Balancing unreason: vaccine myths and metaphors
Is
any medical procedure more misunderstood or charged with anxiety than
vaccination? “We have more microorganisms in our guts”, observes Eula
Biss, “than we have cells in our bodies—we are crawling with bacteria
and we are full of chemicals”. Yet, to judge by the popularity of
anti-vaccination forums, increasing numbers of people believe that
introducing an attenuated virus into one's bloodstream to kick start a
life-saving immune response is unnatural and dangerous.
Is
this because viruses, like vampires, occupy a nether world between the
living and the dead? Or do our fears have more to do with the act of
vaccination itself—the “scarring” of flesh and the “violation” of what
we imagine to be pristine bodily spaces? All of these ideas and more,
suggests Biss in On Immunity: An Inoculation. As she shows in
her elegant and ruminative take on vaccination, inoculation—from the
Latin word for graft or implant—draws on a surprisingly diverse range of
metaphors. These metaphors evoke different anxieties in different
contexts, from fears of racial “contamination” and sexual “violence”, to
anxieties about environmental “pollutants” and our absorption into the
“herd”.
This is hardly surprising given the way that our
bodies prime our metaphors and metaphors govern the way we think and
act.

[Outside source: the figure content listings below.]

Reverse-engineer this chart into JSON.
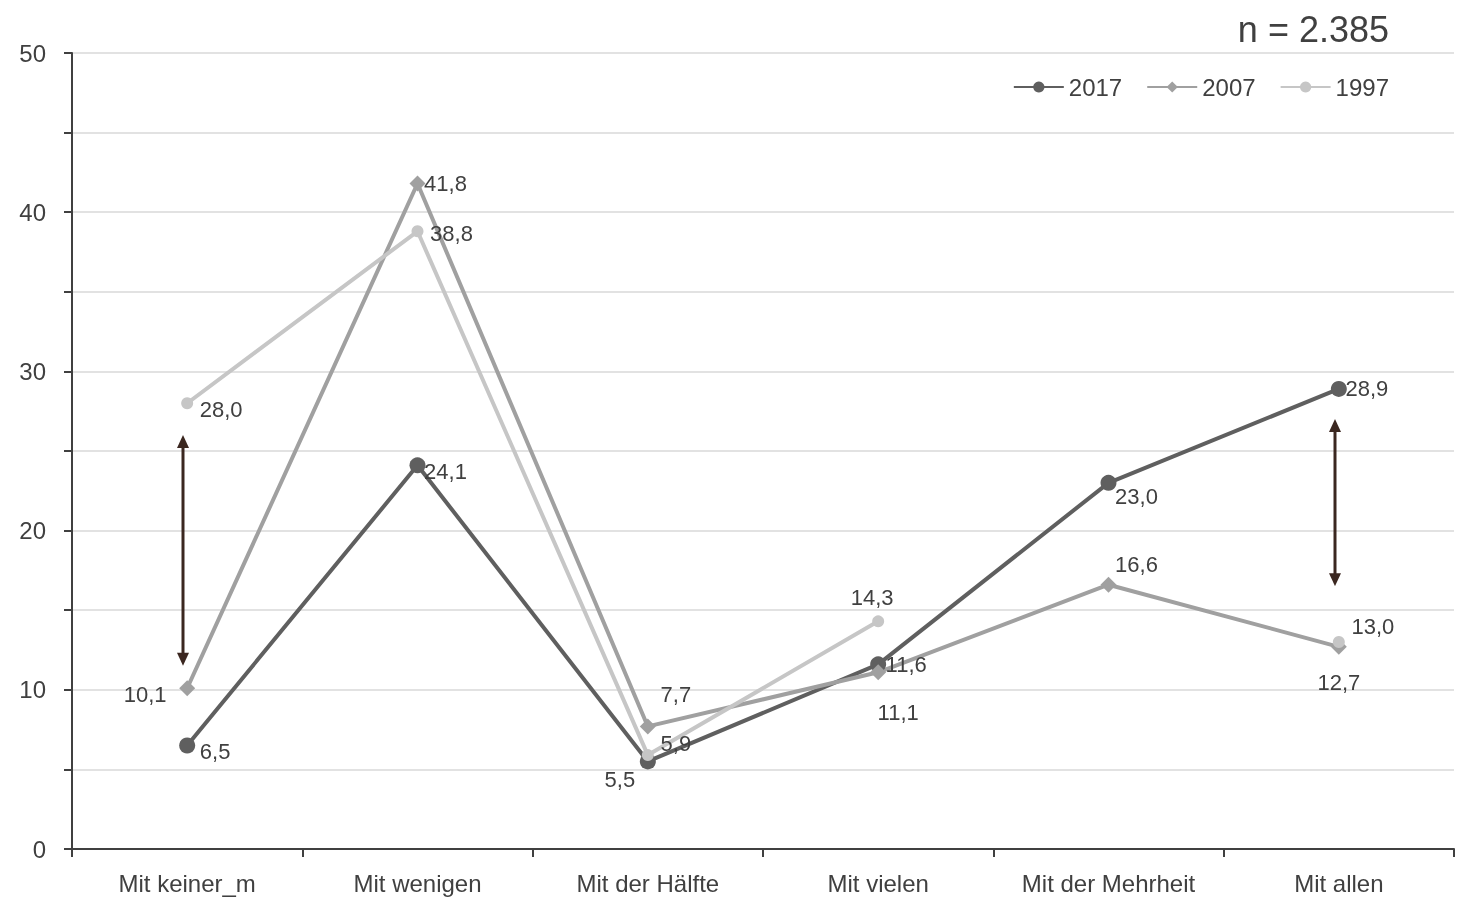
{
  "chart_data": {
    "type": "line",
    "categories": [
      "Mit keiner_m",
      "Mit wenigen",
      "Mit der Hälfte",
      "Mit vielen",
      "Mit der Mehrheit",
      "Mit allen"
    ],
    "series": [
      {
        "name": "2017",
        "color": "#5f5f5f",
        "marker": "circle",
        "values": [
          6.5,
          24.1,
          5.5,
          11.6,
          23.0,
          28.9
        ],
        "value_labels": [
          "6,5",
          "24,1",
          "5,5",
          "11,6",
          "23,0",
          "28,9"
        ]
      },
      {
        "name": "2007",
        "color": "#a0a0a0",
        "marker": "diamond",
        "values": [
          10.1,
          41.8,
          7.7,
          11.1,
          16.6,
          12.7
        ],
        "value_labels": [
          "10,1",
          "41,8",
          "7,7",
          "11,1",
          "16,6",
          "12,7"
        ]
      },
      {
        "name": "1997",
        "color": "#c6c6c6",
        "marker": "circle",
        "values": [
          28.0,
          38.8,
          5.9,
          14.3,
          null,
          13.0
        ],
        "value_labels": [
          "28,0",
          "38,8",
          "5,9",
          "14,3",
          null,
          "13,0"
        ]
      }
    ],
    "ylim": [
      0,
      50
    ],
    "yticks": [
      0,
      10,
      20,
      30,
      40,
      50
    ],
    "grid": "y",
    "legend": "top right",
    "annotations": [
      "n = 2.385"
    ]
  }
}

What is surprising and demands more explanation, Biss argues, is
the persistence of these fears in the face of overwhelming scientific
evidence that vaccination is a boon to health and for the most part
safe. From fears that three-in-one vaccines will “overtax” children's
immune systems, making them more susceptible to asthma and allergies, to
anxieties about the “neurotoxicity” of thimerosal, these anxieties are
more prevalent today than ever. How else to explain the way in which
Andrew Wakefield's now discredited theory about the link between
measles-mumps-rubella (MMR) vaccination and autism was taken up with
such enthusiasm by the chattering classes or the popularity of
anti-vaccination sentiments in states like California, currently the
site of a growing measles outbreak?
One of the strengths
of Biss's thought-provoking book is that as a member of these soi-disant
classes and a mother herself, she does not shirk these questions but
confronts them head on. Indeed, her angst-ridden reflections on
inoculation are borne out of her own, seemingly innocuous conversations
with other Chicago mothers shortly after the birth of her son in the
spring of 2009. That was when a new, potentially deadly strain of H1N1
influenza (swine flu) began spreading across the USA from Mexico,
leading to urgent calls for Americans to immunise their children. But
for every public health pronouncement assuring Biss the H1N1 influenza
vaccine is safe, there is a mother on hand with an anecdote of how her
child screamed all night after the jab. Worried about making the wrong
choice, Biss finds herself caught in a shadow zone “in which all that is
known about disease is weighted against all that is unknown about
vaccines”.
The problem, Biss thinks, is that “people like
us”, by which she means white, college-educated middle-class American
women, do not think of public health as something that operates in and
through their bodies. They instinctively recoil from the concept of
“herd immunity”, imagining that vaccination is only a matter for the
poor and the underprivileged, when exactly the reverse is true.
Thankfully, Biss's father, a doctor who acts as the voice of authorial
reason, is on hand to put his daughter, and the reader, straight.
“‘Vaccination works’, my father explains, ‘by enlisting a majority in
protection of a minority’. He means the minority of the population that
is particularly vulnerable to a given disease.”
Indeed,
while recognising that for some mothers the refusal to submit to
vaccination is a form of protest against Big Pharma, Biss suggests it is
a particularly retrogressive protest that ends up penalising those
least able to protect themselves. “Unvaccinated children”, Biss writes,
“are more likely to be white, to have an older married mother with a
college education, and to live in a household with an income of $75 000
or more—like my child… Undervaccinated children…are more likely to be
black, to have a younger unmarried mother, to have moved across state
lines, to live in poverty.”
Biss's conclusion is that
although it is only natural for mothers to want to shield their children
from harm, absolute immunity is a myth. It does not matter how many
times Thetis dips Achilles in the River Styx, the spot where she held
his heel will always be vulnerable. Biss also gives a master class in
parsing statistics. Yes, one in 3 million children who receive the MMR
jab may develop encephalitis but the association is so miniscule as to
be statistically worthless. By contrast, in the days before measles
vaccination one in 1000 children who contracted measles developed
encephalitis—and some ended up paralysed.
That is the
true moral hazard invited by the anti-vaccination crowd. The problem is
that the intuitive judgments “people like us” make about such dangers no
longer bear much resemblance to the real risks.